Chromatin
Chromatin is the DNA-protein material that packages eukaryotic genomes inside the cell nucleus. Its structure helps compact DNA while also controlling access for transcription, replication, repair, and chromosome formation.
What chromatin is
Chromatin is the complex of DNA and proteins found in eukaryotic chromosomes. It solves a physical problem: long DNA molecules must fit inside a small nucleus. At the same time, chromatin must remain flexible enough for genes to be copied, repaired, and expressed when cells need them.
Nucleosomes
The nucleosome is the basic repeating unit of chromatin. In a nucleosome, DNA wraps around a core of histone proteins, creating a bead-like structure along the DNA strand. Linker DNA connects one nucleosome to the next, and additional proteins help organize higher levels of folding.
Histones and DNA packaging
Histones are positively charged proteins that help hold negatively charged DNA. Core histones form the nucleosome, while linker histones can help stabilize further compaction. This packaging is not just storage; it changes how accessible a stretch of DNA is to enzymes and regulatory proteins.
Open and compact states
Chromatin is often described as relatively open or compact. Open chromatin is generally more accessible to transcription factors and RNA polymerase. More compact chromatin can limit access, although real chromatin states are more varied than a simple on-off switch.

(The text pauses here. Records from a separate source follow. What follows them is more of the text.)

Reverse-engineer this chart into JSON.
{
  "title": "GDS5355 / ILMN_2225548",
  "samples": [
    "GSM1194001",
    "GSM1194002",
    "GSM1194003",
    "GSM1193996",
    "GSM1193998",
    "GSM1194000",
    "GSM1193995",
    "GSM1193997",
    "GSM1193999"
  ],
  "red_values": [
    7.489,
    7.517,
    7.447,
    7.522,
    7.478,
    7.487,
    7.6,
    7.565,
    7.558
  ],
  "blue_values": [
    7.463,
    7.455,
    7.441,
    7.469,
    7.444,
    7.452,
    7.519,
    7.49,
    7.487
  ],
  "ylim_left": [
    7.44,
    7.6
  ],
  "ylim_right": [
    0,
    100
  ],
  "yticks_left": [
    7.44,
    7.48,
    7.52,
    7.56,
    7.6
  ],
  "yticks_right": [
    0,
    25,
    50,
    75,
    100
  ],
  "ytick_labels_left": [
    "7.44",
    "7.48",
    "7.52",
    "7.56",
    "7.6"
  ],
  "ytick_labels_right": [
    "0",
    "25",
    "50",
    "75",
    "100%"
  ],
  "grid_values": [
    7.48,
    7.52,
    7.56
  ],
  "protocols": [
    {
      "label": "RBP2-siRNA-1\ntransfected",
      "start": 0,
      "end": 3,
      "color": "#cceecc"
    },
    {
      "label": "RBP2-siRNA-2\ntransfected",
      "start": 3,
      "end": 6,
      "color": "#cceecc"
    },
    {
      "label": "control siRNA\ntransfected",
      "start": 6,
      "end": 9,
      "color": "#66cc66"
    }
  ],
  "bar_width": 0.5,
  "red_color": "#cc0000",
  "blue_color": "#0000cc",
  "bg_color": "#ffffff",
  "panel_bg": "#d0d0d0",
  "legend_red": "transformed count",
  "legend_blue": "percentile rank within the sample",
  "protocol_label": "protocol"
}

Replication, repair, and division
Chromatin must be reorganized during DNA replication so that copying machinery can move along chromosomes. It also changes around DNA damage so repair proteins can reach the problem. During cell division, chromatin condenses into the visible chromosomes that help distribute DNA to daughter cells.
Chromatin and epigenetics
Epigenetic regulation often works through chromatin. Chemical marks on DNA or histone proteins, along with chromatin-remodeling complexes, can influence whether genes are active or silent. These regulatory patterns help cells maintain identity without changing the DNA sequence itself.
How scientists map it
Researchers study chromatin with microscopy, biochemical methods, and sequencing-based assays that measure accessibility, histone marks, protein binding, or three-dimensional genome contacts. Each method highlights a different layer, so chromatin maps are strongest when interpreted together.
Why it matters
Chromatin links genome structure to genome function. It helps explain how the same DNA can behave differently in different cell types, why gene regulation is tied to physical packaging, and how problems in genome organization can contribute to disease.